Primoz Roglic (Jumbo - Visma): Beim Giro d`Italia als Topfavorit gestartet, baute der Slowene im Rennverlauf immer weiter ab und musste sich am Ende mit Rang drei zufrieden geben. Bei seiner zweiten großen Landesrundfahrt in diesem Jahr soll es wieder in Richtung Podium gehen. Dass es Jumbo – Visma ernst meinst, zeigt ein Blick auf den Kader. Sprinter Dylan Groenewegen, der ursprünglich vorgesehen war, wurde –  auch aufgrund fehlender Fitness – zu Hause gelassen. Und mit dem Tour-Dritten Steven Kruijswijk und dem Neuseeländer George Bennett hat der ehemalige Skispringer, der mit Abstand stärkste Zeitfahrer unter den Favoriten ist, für das Hochgebirge zwei starke Helfer bei sich. Und auch im Teamzeitfahren dürfteJumbo - Visma mit Tempobolzer Tony Martin eher Zeit auf die Konkurrenz gutmachen als umgekehrt. Für Roglic wird es in Spanien in den kommenden Wochen auch darum gehen, sich gegenüber Neuzugang Tom Dumoulin zu positionieren. Mit einem Gesamtsieg im Rücken dürften die Gespräche über die Vergabe der Kapitänsrolle bei den GrandTours 2020 deutlich angenehmer verlaufen. 
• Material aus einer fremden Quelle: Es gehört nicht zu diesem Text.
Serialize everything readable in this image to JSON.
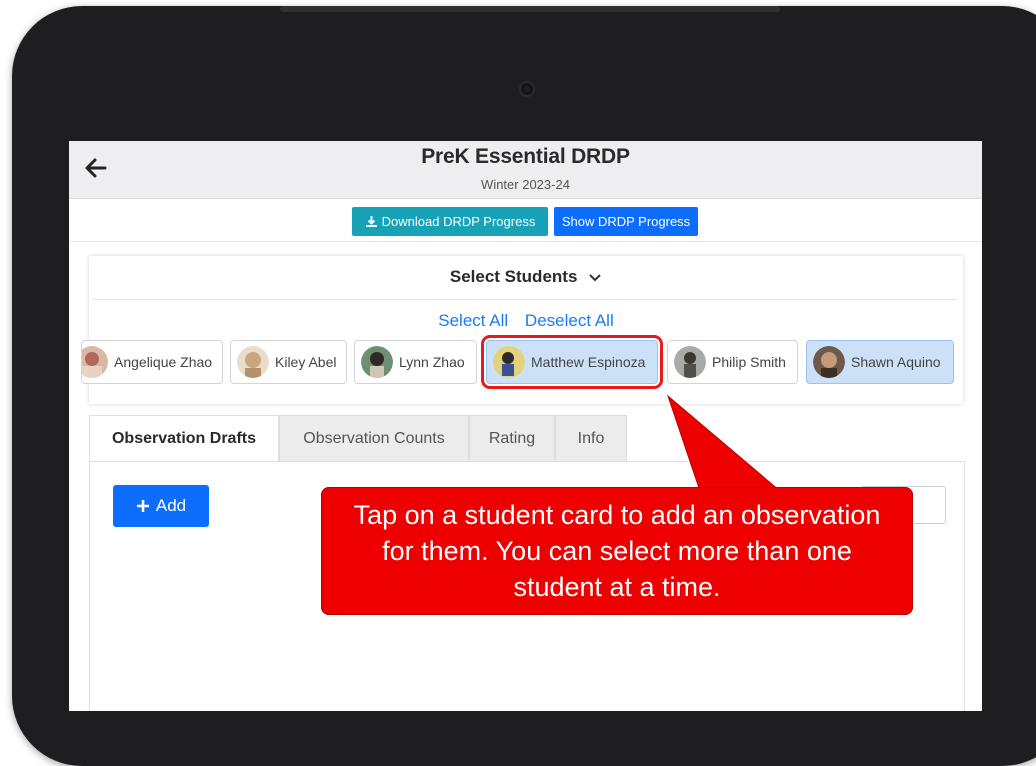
{
  "header": {
    "title": "PreK Essential DRDP",
    "subtitle": "Winter 2023-24"
  },
  "toolbar": {
    "download_label": "Download DRDP Progress",
    "show_label": "Show DRDP Progress"
  },
  "select_students": {
    "title": "Select Students",
    "select_all": "Select All",
    "deselect_all": "Deselect All",
    "students": [
      {
        "name": "Angelique Zhao",
        "selected": false
      },
      {
        "name": "Kiley Abel",
        "selected": false
      },
      {
        "name": "Lynn Zhao",
        "selected": false
      },
      {
        "name": "Matthew Espinoza",
        "selected": true,
        "highlighted": true
      },
      {
        "name": "Philip Smith",
        "selected": false
      },
      {
        "name": "Shawn Aquino",
        "selected": true
      }
    ]
  },
  "tabs": [
    {
      "label": "Observation Drafts",
      "active": true
    },
    {
      "label": "Observation Counts",
      "active": false
    },
    {
      "label": "Rating",
      "active": false
    },
    {
      "label": "Info",
      "active": false
    }
  ],
  "content": {
    "add_label": "Add"
  },
  "callout": {
    "text": "Tap on a student card to add an observation for them. You can select more than one student at a time."
  },
  "colors": {
    "teal_button": "#17a2b8",
    "blue_button": "#0d6efd",
    "link": "#1a7cf0",
    "selected_card": "#cce1f7",
    "callout_red": "#ee0000"
  }
}
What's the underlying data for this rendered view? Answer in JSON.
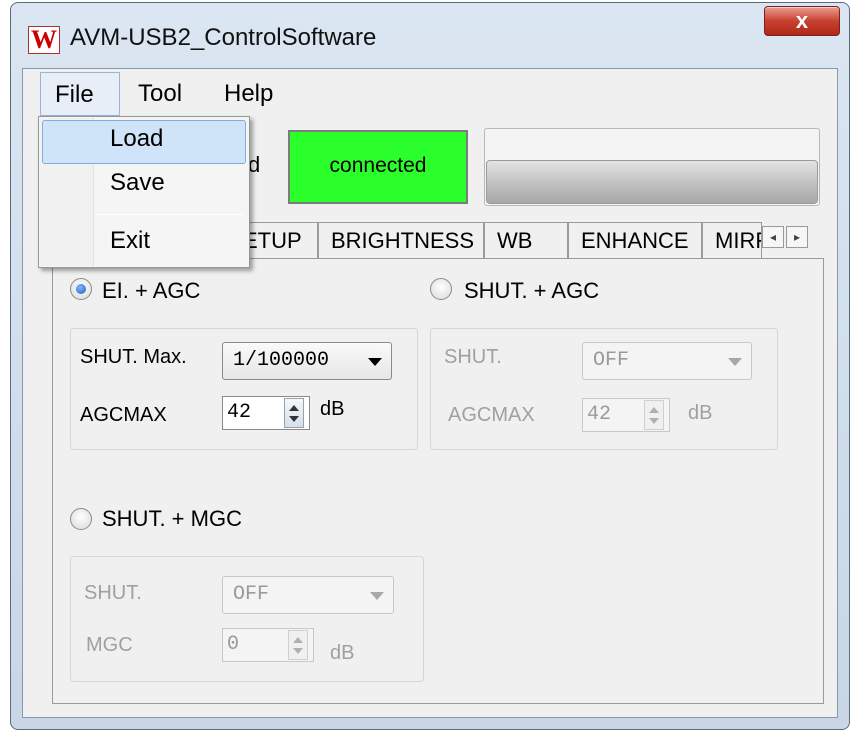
{
  "window": {
    "title": "AVM-USB2_ControlSoftware",
    "close_glyph": "x",
    "app_icon_letter": "W"
  },
  "menubar": {
    "file": "File",
    "tool": "Tool",
    "help": "Help"
  },
  "file_menu": {
    "items": [
      "Load",
      "Save",
      "Exit"
    ],
    "highlighted": "Load"
  },
  "status": {
    "partial_label": "d",
    "connection": "connected",
    "connection_color": "#2bff2b"
  },
  "tabs": {
    "items": [
      "ETUP",
      "BRIGHTNESS",
      "WB",
      "ENHANCE",
      "MIRF"
    ],
    "scroll_left": "◂",
    "scroll_right": "▸"
  },
  "modes": {
    "ei_agc": {
      "label": "EI. + AGC",
      "selected": true,
      "shut_max_label": "SHUT. Max.",
      "shut_max_value": "1/100000",
      "agcmax_label": "AGCMAX",
      "agcmax_value": "42",
      "agcmax_unit": "dB"
    },
    "shut_agc": {
      "label": "SHUT. + AGC",
      "selected": false,
      "shut_label": "SHUT.",
      "shut_value": "OFF",
      "agcmax_label": "AGCMAX",
      "agcmax_value": "42",
      "agcmax_unit": "dB"
    },
    "shut_mgc": {
      "label": "SHUT. + MGC",
      "selected": false,
      "shut_label": "SHUT.",
      "shut_value": "OFF",
      "mgc_label": "MGC",
      "mgc_value": "0",
      "mgc_unit": "dB"
    }
  }
}
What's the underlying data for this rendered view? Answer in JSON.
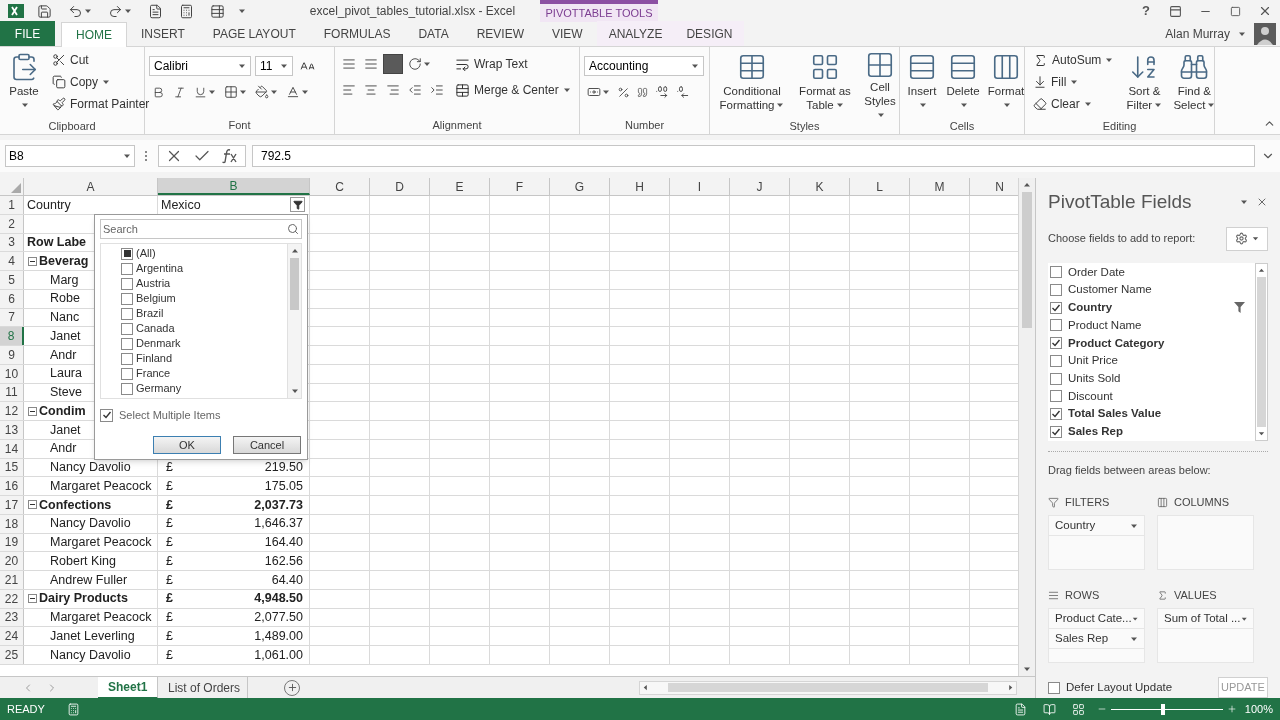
{
  "title_bar": {
    "title": "excel_pivot_tables_tutorial.xlsx - Excel",
    "context_label": "PIVOTTABLE TOOLS",
    "help": "?"
  },
  "tabs": [
    {
      "label": "FILE",
      "kind": "file",
      "selected": false
    },
    {
      "label": "HOME",
      "kind": "normal",
      "selected": true
    },
    {
      "label": "INSERT",
      "kind": "normal",
      "selected": false
    },
    {
      "label": "PAGE LAYOUT",
      "kind": "normal",
      "selected": false
    },
    {
      "label": "FORMULAS",
      "kind": "normal",
      "selected": false
    },
    {
      "label": "DATA",
      "kind": "normal",
      "selected": false
    },
    {
      "label": "REVIEW",
      "kind": "normal",
      "selected": false
    },
    {
      "label": "VIEW",
      "kind": "normal",
      "selected": false
    },
    {
      "label": "ANALYZE",
      "kind": "context",
      "selected": false
    },
    {
      "label": "DESIGN",
      "kind": "context",
      "selected": false
    }
  ],
  "user": {
    "name": "Alan Murray"
  },
  "ribbon": {
    "clipboard": {
      "label": "Clipboard",
      "paste": "Paste",
      "cut": "Cut",
      "copy": "Copy",
      "format_painter": "Format Painter"
    },
    "font": {
      "label": "Font",
      "font_name": "Calibri",
      "font_size": "11"
    },
    "alignment": {
      "label": "Alignment",
      "wrap_text": "Wrap Text",
      "merge_center": "Merge & Center"
    },
    "number": {
      "label": "Number",
      "format": "Accounting"
    },
    "styles": {
      "label": "Styles",
      "conditional_formatting": "Conditional Formatting",
      "format_as_table": "Format as Table",
      "cell_styles": "Cell Styles"
    },
    "cells": {
      "label": "Cells",
      "insert": "Insert",
      "delete": "Delete",
      "format": "Format"
    },
    "editing": {
      "label": "Editing",
      "autosum": "AutoSum",
      "fill": "Fill",
      "clear": "Clear",
      "sort_filter": "Sort & Filter",
      "find_select": "Find & Select"
    }
  },
  "formula_bar": {
    "name_box": "B8",
    "value": "792.5"
  },
  "grid": {
    "columns": [
      {
        "label": "A",
        "selected": false
      },
      {
        "label": "B",
        "selected": true
      },
      {
        "label": "C",
        "selected": false
      },
      {
        "label": "D",
        "selected": false
      },
      {
        "label": "E",
        "selected": false
      },
      {
        "label": "F",
        "selected": false
      },
      {
        "label": "G",
        "selected": false
      },
      {
        "label": "H",
        "selected": false
      },
      {
        "label": "I",
        "selected": false
      },
      {
        "label": "J",
        "selected": false
      },
      {
        "label": "K",
        "selected": false
      },
      {
        "label": "L",
        "selected": false
      },
      {
        "label": "M",
        "selected": false
      },
      {
        "label": "N",
        "selected": false
      }
    ],
    "rows": [
      {
        "number": "1",
        "kind": "filter",
        "label": "Country",
        "filter_value": "Mexico",
        "selected": false
      },
      {
        "number": "2",
        "kind": "blank",
        "selected": false
      },
      {
        "number": "3",
        "kind": "label",
        "label": "Row Labe",
        "selected": false
      },
      {
        "number": "4",
        "kind": "group",
        "label": "Beverag",
        "expanded": true,
        "selected": false
      },
      {
        "number": "5",
        "kind": "item",
        "label": "Marg",
        "selected": false
      },
      {
        "number": "6",
        "kind": "item",
        "label": "Robe",
        "selected": false
      },
      {
        "number": "7",
        "kind": "item",
        "label": "Nanc",
        "selected": false
      },
      {
        "number": "8",
        "kind": "item",
        "label": "Janet",
        "selected": true
      },
      {
        "number": "9",
        "kind": "item",
        "label": "Andr",
        "selected": false
      },
      {
        "number": "10",
        "kind": "item",
        "label": "Laura",
        "selected": false
      },
      {
        "number": "11",
        "kind": "item",
        "label": "Steve",
        "selected": false
      },
      {
        "number": "12",
        "kind": "group",
        "label": "Condim",
        "expanded": true,
        "selected": false
      },
      {
        "number": "13",
        "kind": "item",
        "label": "Janet",
        "selected": false
      },
      {
        "number": "14",
        "kind": "item",
        "label": "Andr",
        "selected": false
      },
      {
        "number": "15",
        "kind": "item",
        "label": "Nancy Davolio",
        "currency": "£",
        "value": "219.50",
        "selected": false
      },
      {
        "number": "16",
        "kind": "item",
        "label": "Margaret Peacock",
        "currency": "£",
        "value": "175.05",
        "selected": false
      },
      {
        "number": "17",
        "kind": "group",
        "label": "Confections",
        "expanded": true,
        "currency": "£",
        "value": "2,037.73",
        "selected": false
      },
      {
        "number": "18",
        "kind": "item",
        "label": "Nancy Davolio",
        "currency": "£",
        "value": "1,646.37",
        "selected": false
      },
      {
        "number": "19",
        "kind": "item",
        "label": "Margaret Peacock",
        "currency": "£",
        "value": "164.40",
        "selected": false
      },
      {
        "number": "20",
        "kind": "item",
        "label": "Robert King",
        "currency": "£",
        "value": "162.56",
        "selected": false
      },
      {
        "number": "21",
        "kind": "item",
        "label": "Andrew Fuller",
        "currency": "£",
        "value": "64.40",
        "selected": false
      },
      {
        "number": "22",
        "kind": "group",
        "label": "Dairy Products",
        "expanded": true,
        "currency": "£",
        "value": "4,948.50",
        "selected": false
      },
      {
        "number": "23",
        "kind": "item",
        "label": "Margaret Peacock",
        "currency": "£",
        "value": "2,077.50",
        "selected": false
      },
      {
        "number": "24",
        "kind": "item",
        "label": "Janet Leverling",
        "currency": "£",
        "value": "1,489.00",
        "selected": false
      },
      {
        "number": "25",
        "kind": "item",
        "label": "Nancy Davolio",
        "currency": "£",
        "value": "1,061.00",
        "selected": false
      }
    ]
  },
  "filter_popup": {
    "search_placeholder": "Search",
    "items": [
      {
        "label": "(All)",
        "checked": false,
        "indeterminate": true
      },
      {
        "label": "Argentina",
        "checked": false,
        "indeterminate": false
      },
      {
        "label": "Austria",
        "checked": false,
        "indeterminate": false
      },
      {
        "label": "Belgium",
        "checked": false,
        "indeterminate": false
      },
      {
        "label": "Brazil",
        "checked": false,
        "indeterminate": false
      },
      {
        "label": "Canada",
        "checked": false,
        "indeterminate": false
      },
      {
        "label": "Denmark",
        "checked": false,
        "indeterminate": false
      },
      {
        "label": "Finland",
        "checked": false,
        "indeterminate": false
      },
      {
        "label": "France",
        "checked": false,
        "indeterminate": false
      },
      {
        "label": "Germany",
        "checked": false,
        "indeterminate": false
      }
    ],
    "multi_select": {
      "label": "Select Multiple Items",
      "checked": true
    },
    "ok": "OK",
    "cancel": "Cancel"
  },
  "sheet_tabs": [
    {
      "label": "Sheet1",
      "selected": true
    },
    {
      "label": "List of Orders",
      "selected": false
    }
  ],
  "pivot_pane": {
    "title": "PivotTable Fields",
    "subtitle": "Choose fields to add to report:",
    "fields": [
      {
        "label": "Order Date",
        "checked": false,
        "filtered": false
      },
      {
        "label": "Customer Name",
        "checked": false,
        "filtered": false
      },
      {
        "label": "Country",
        "checked": true,
        "filtered": true
      },
      {
        "label": "Product Name",
        "checked": false,
        "filtered": false
      },
      {
        "label": "Product Category",
        "checked": true,
        "filtered": false
      },
      {
        "label": "Unit Price",
        "checked": false,
        "filtered": false
      },
      {
        "label": "Units Sold",
        "checked": false,
        "filtered": false
      },
      {
        "label": "Discount",
        "checked": false,
        "filtered": false
      },
      {
        "label": "Total Sales Value",
        "checked": true,
        "filtered": false
      },
      {
        "label": "Sales Rep",
        "checked": true,
        "filtered": false
      }
    ],
    "drag_hint": "Drag fields between areas below:",
    "filters": {
      "label": "FILTERS",
      "items": [
        "Country"
      ]
    },
    "columns": {
      "label": "COLUMNS"
    },
    "rows": {
      "label": "ROWS",
      "items": [
        "Product Cate...",
        "Sales Rep"
      ]
    },
    "values": {
      "label": "VALUES",
      "items": [
        "Sum of Total ..."
      ]
    },
    "defer": {
      "label": "Defer Layout Update",
      "checked": false
    },
    "update": "UPDATE"
  },
  "status_bar": {
    "status": "READY",
    "zoom": "100%",
    "zoom_slider": {
      "level": 0.47
    }
  }
}
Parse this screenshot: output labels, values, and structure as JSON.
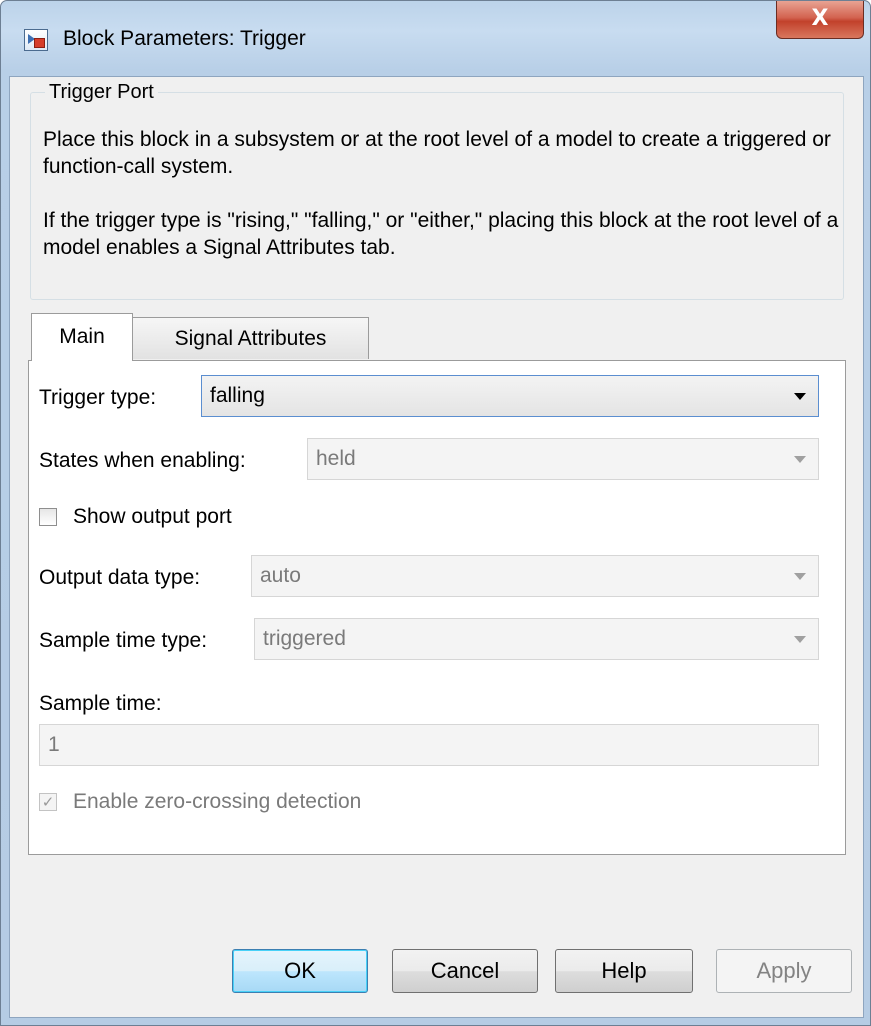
{
  "window": {
    "title": "Block Parameters: Trigger",
    "close_label": "X"
  },
  "group": {
    "title": "Trigger Port",
    "description_1": "Place this block in a subsystem or at the root level of a model to create a triggered or function-call system.",
    "description_2": "If the trigger type is \"rising,\" \"falling,\" or \"either,\" placing this block at the root level of a model enables a Signal Attributes tab."
  },
  "tabs": [
    {
      "label": "Main",
      "selected": true
    },
    {
      "label": "Signal Attributes",
      "selected": false
    }
  ],
  "main": {
    "trigger_type_label": "Trigger type:",
    "trigger_type_value": "falling",
    "states_label": "States when enabling:",
    "states_value": "held",
    "show_output_label": "Show output port",
    "show_output_checked": false,
    "output_type_label": "Output data type:",
    "output_type_value": "auto",
    "sample_time_type_label": "Sample time type:",
    "sample_time_type_value": "triggered",
    "sample_time_label": "Sample time:",
    "sample_time_value": "1",
    "zero_crossing_label": "Enable zero-crossing detection",
    "zero_crossing_checked": true,
    "check_glyph": "✓"
  },
  "buttons": {
    "ok": "OK",
    "cancel": "Cancel",
    "help": "Help",
    "apply": "Apply"
  },
  "colors": {
    "frame": "#b5cce4",
    "close_button": "#c2412b",
    "default_button_border": "#3c7fb1",
    "enabled_dropdown_border": "#5b8ed0",
    "disabled_text": "#7a7a7a"
  }
}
Rafal Majka (Bora - hansgrohe): Bisher war der Pole bei Bora – hansgrohe Rundfahrer Nummer eins, doch in diesem Jahr hat ihm Emanuel Buchmann den Rang abgelaufen. Majka wurde nicht für die Tour nominiert und muss sich stattdessen mit dem Doppel Giro/Vuelta arrangieren. Beim Giro lief es mit Rang sechs sehr ordentlich, bei der Spanien-Rundfaht soll es nun für den 29-Jährigen in Richtung Podium geben. Die bergigen Etappen werden Majka liegen, dazu hat er mit Davide Formolo, Felix Großschartner und Gregor Mühlberger starke Berghelfer an seiner Seite. Im Mannschafts- und Einzelzeitfahren geht es darum, möglichst wenig Zeit auf die Konkurrenz zu verlieren. Dass die Formkurve nach oben zeigt, unterstrich Majka bei der Polen-Rundfahrt. Bei seinem ersten Einsatz seit der Italien-Rundfahrt belegte er Anfang August Rang neun im Schlussklassement.

3 Sterne

Tao Geoghegan Hart (Ineos): Da der britische Rennstall auf Tour-Sieger Egan Bernal, den Zweiten Geraint Thomas, den verletzten Chris Froome sowie die Rundfahrttalente Pavel Sivakov und Ivan Sosa verzichtet, wird der junge Brite freie Bahn bekommen. Bei seinen ersten beiden GrandTours, der Vuelta 2018 (Rang 62) und dem Giro 2019 (DNF), konnte der 24-Jährige bisher noch nicht zeigen, dass er ein Mann für die großen Landesrundfahrten ist. Bei kleineren Rundfahrten deutete er in dieser Saison aber sein Potential an. So wurde Hart Zweiter der schweren Tour of the Alps und zuletzt bei der Vuelta-Generalprobe Polen-Rundfahrt Fünfter. Mit dem Niederländer Wout Poels stellt die Teamleitung dem Londoner einen erfahrenen Rundfahrer an die Seite. Mit Kenny Elissonde, Sebastian Henao und Salvatore Puccio stehen weitere gute Bergfahrer im Aufgebot, auf den Flachetappen soll sich Landsmann Ian Stannard, der auch für das Teamzeitfahren wichtig ist, um den Ineos-Kapitän kümmern.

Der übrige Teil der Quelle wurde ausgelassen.